Our language is tricky because sustainability is not only a good thing. We are confronted with a growing accumulation of things that we can no longer get rid of: Wealth waste, radioactive deposits and the sealing of soil by pollutants that are no longer degradable. These things will—as experts assure us—still leave their traces in the earth’s history millions of years from now. In the field of history, too, there exists also a negative form of sustainability in the form of historical traumas. Since time does not heal these wounds, traumatic violence produces a ‘past that does not fade away’ and which still needs reworking decades and centuries later. The negative sustainability of traumatic pasts had been ignored and suppressed for a long time. Here, too, a new concept of responsibility has emerged, this time within the political, social and cultural framework of a regime of human rights. This responsibility manifests itself in a subsequent processing of historical wounds through memory, recognition and empathy with the intention of neutralising the destructive sustainability of trauma and transforming it into (self-)critical provision. Such a past, writes Amir Eshel, “is always already of a double nature: as an unbearable burden, it simultaneously opens up a space of possibility for change—its ‘futureness’ is the potentiality of history, the appearance of the better and the measure of our actions in the here and now.”Footnote 4

Where do we get from here? Davidson has a concrete advice. He himself has written copiously about a fourth form of future, the utopian future, which he introduces at the end of his essay. His advice is clear and pithy. He contends that ‘some of the concepts associated with the modern time regime – such as the desire for a revolutionary break and the need for radical utopian imaginaries – have, if anything, become more vital in recent years. (…) if we desire a viable future in which the environmental preconditions for human life are secured, then a radical break from prevailing social relations is required, and required quickly.’ (11) As every action starts in the minds and hearts of people, this requires a collective will, which, however, can only be inspired by a utopian spirit.
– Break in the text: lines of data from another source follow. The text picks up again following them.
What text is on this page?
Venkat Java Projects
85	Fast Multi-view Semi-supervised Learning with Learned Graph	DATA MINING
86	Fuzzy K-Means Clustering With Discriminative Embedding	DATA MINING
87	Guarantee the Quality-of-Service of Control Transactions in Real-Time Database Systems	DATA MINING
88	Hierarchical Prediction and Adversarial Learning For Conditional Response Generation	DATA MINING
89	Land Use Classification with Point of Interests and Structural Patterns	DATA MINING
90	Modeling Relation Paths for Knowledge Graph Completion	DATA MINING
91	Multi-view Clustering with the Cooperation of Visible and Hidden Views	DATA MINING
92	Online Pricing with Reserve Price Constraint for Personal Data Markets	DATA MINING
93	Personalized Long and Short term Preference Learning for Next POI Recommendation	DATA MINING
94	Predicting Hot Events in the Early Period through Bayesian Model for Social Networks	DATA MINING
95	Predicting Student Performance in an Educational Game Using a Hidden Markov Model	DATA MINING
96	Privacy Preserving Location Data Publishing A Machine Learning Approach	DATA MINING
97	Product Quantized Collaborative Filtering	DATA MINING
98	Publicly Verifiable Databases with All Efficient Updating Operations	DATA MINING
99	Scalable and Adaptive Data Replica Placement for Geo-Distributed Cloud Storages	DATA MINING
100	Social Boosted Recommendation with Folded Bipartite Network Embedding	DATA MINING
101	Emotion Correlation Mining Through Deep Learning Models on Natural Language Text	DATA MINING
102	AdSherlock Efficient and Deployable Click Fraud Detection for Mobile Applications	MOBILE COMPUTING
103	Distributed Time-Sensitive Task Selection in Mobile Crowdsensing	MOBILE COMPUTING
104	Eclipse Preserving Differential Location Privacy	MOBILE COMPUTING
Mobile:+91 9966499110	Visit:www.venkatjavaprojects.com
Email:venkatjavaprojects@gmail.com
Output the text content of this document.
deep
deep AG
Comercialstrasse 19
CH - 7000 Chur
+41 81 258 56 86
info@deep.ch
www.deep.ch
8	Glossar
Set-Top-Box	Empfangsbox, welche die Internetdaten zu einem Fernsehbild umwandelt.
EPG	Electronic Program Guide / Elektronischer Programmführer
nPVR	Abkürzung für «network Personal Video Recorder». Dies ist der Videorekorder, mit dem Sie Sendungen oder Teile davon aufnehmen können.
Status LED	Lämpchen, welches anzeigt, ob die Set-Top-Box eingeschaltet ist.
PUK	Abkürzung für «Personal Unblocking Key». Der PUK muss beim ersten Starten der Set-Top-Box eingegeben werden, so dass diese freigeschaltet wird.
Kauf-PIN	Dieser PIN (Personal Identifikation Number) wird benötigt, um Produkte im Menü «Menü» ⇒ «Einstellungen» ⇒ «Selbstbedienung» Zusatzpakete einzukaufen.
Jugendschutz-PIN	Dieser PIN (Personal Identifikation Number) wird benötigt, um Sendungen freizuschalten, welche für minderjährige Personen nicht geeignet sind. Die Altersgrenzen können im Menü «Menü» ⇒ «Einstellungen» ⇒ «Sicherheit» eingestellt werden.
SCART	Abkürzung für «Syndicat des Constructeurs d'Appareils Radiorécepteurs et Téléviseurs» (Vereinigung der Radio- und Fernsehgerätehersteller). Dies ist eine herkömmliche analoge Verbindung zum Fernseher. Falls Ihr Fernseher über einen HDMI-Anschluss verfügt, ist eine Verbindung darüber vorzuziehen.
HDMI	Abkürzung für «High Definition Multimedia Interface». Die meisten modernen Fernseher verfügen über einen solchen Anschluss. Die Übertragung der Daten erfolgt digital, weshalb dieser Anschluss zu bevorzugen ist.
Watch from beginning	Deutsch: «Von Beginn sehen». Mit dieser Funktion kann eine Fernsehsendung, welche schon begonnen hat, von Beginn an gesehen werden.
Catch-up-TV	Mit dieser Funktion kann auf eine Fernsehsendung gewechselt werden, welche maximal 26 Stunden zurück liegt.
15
I like this leap of the imagination and support it with my own pleas. The first is to think about the future henceforth more in the plural: future as a promise of progress, as risk management, and as positive and negative sustainability in nature, culture and history. The fact that we have not yet brought these different meanings of ‘future’ together in a more complex concept is mainly due to the discursive borders between our disciplines. My second plea is to make the temple of sustainability more sustainable by adding a base to it in which the three pillars are anchored. The name of this base would have to be ‘culture’. Culture is a term that also exists only in the plural. What is in demand, therefore, is a diverse yet inclusive concept of culture that respects the demands of the planet and eschews values and practices that are contrary to it. Accelerated global and planetary change makes joint efforts increasingly urgent. Scholars concerned with issues of sustainability could be more agile in interweaving political, ecological, economic, technical and cultural perspectives in their respective discussions. This could be their substantial contribution to ‘doing future’.